Department of Orthopedic Surgery, 2nd Affiliated Hospital, School of Medicine, Zhejiang University, Hangzhou 310009, Zhejiang, People's Republic of China.
Acta Biomater. 2013 Dec;9(12):9423-33. doi: 10.1016/j.actbio.2013.08.019. Epub 2013 Aug 22.

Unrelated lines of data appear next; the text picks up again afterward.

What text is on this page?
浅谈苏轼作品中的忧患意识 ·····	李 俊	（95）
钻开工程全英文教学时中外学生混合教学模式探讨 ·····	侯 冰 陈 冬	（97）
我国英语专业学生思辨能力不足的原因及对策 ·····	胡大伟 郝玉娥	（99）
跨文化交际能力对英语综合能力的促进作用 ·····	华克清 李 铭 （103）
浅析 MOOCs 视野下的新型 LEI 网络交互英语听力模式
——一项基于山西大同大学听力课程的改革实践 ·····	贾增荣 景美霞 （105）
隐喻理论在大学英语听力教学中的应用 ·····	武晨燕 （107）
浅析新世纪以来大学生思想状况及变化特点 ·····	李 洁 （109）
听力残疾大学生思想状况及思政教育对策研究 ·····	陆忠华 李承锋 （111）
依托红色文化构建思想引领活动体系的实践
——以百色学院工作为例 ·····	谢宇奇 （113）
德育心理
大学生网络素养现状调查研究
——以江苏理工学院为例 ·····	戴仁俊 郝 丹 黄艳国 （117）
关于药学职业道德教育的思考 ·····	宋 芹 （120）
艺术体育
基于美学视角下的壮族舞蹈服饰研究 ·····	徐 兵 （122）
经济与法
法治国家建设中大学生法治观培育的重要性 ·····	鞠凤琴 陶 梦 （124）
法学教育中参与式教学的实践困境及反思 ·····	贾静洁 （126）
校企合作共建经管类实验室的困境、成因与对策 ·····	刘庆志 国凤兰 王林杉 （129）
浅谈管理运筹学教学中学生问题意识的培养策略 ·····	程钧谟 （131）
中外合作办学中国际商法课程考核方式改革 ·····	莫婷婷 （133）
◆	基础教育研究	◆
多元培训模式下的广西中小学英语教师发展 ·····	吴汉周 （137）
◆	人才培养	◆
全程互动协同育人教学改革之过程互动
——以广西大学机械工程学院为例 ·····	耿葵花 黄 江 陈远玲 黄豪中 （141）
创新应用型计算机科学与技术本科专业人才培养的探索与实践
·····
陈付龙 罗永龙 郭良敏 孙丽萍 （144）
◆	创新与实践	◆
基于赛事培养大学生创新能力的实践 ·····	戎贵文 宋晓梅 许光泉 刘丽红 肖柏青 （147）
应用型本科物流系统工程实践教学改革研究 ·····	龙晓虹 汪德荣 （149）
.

Low back pain is frequently caused by nucleus pulposus (NP) degeneration. Tissue engineering is a powerful therapeutic strategy which could restore the normal biomechanical motion of the human spine. Previously we reported that a new nanostructured three-dimensional poly(lactide-co-glycolide) (PLGA) microsphere, which is loaded with dexamethasone and growth factor embedded heparin/poly(l-lysine) nanoparticles via a layer-by-layer system, was an effective cell carrier in vitro for NP tissue engineering. This study aimed to investigate whether the implantation of adipose-derived stem cell (ADSC)-seeded PLGA microspheres into the rat intervertebral disc could regenerate the degenerated disc. Changes in disc height by plain radiograph, T2-weighted signal intensity in magnetic resonance imaging (MRI), histology, immunohistochemistry and matrix-associated gene expression were evaluated in normal controls (NCs) (without operations), a degeneration control (DC) group (with needle puncture, injected only with Dulbecco's modified Eagle's medium), a PLGA microspheres (PMs) treatment group (with needle puncture, PLGA microspheres only injection), and PLGA microspheres loaded with ADSCs treatment (PMA) group (with needle puncture, PLGA microspheres loaded with ADSC injection) for a 24-week period. The results showed that at 24 weeks post-transplantation, the PM and PMA groups regained disc height values of ∼63% and 76% and MRI signal intensities of ∼47% and 76%, respectively, compared to the NC group. Biochemistry, immunohistochemistry and gene expression analysis also indicated the restoration of proteoglycan accumulation in the discs of the PM and PMA groups. However, there was almost no restoration of proteoglycan accumulation in the discs of the DC group compared with the PM and PMA groups. Taken together, these data suggest that ADSC-seeded PLGA microspheres could partly regenerate the degenerated disc in vivo after implantation into the rat degenerative intervertebral disc.
下腰痛通常是由髓核(NP)退变引起的。组织工程是一种强大的治疗策略,可以恢复人类脊柱的正常生物力学运动。我们之前报道过,一种新的纳米结构三维聚(乳酸-共-乙醇酸)(PLGA)微球,通过层层系统负载地塞米松和生长因子嵌入肝素/聚(L-赖氨酸)纳米颗粒,是 NP 组织工程体外有效的细胞载体。本研究旨在探讨脂肪间充质干细胞(ADSC)-接种 PLGA 微球植入大鼠椎间盘是否能再生退变的椎间盘。通过普通 X 线片评估椎间盘高度的变化,磁共振成像(MRI)的 T2 加权信号强度,组织学,免疫组织化学和基质相关基因表达,在正常对照组(NC)(无手术),退变对照组(DC)组(针刺,仅注射杜氏改良 Eagle 培养基),PLGA 微球(PM)治疗组(针刺,仅注射 PLGA 微球)和 PLGA 微球负载 ADSC 治疗(PMA)组(针刺,负载 ADSC 注射的 PLGA 微球),24 周后进行评价。结果表明,移植后 24 周,PM 和 PMA 组的椎间盘高度值分别恢复到 NC 组的约 63%和 76%,MRI 信号强度分别恢复到约 47%和 76%。生物化学、免疫组织化学和基因表达分析也表明,PM 和 PMA 组椎间盘的蛋白聚糖积累得到了恢复。然而,与 PM 和 PMA 组相比,DC 组椎间盘的蛋白聚糖积累几乎没有恢复。综上所述,这些数据表明,ADSC 接种的 PLGA 微球植入大鼠退变椎间盘后,可部分再生退变的椎间盘。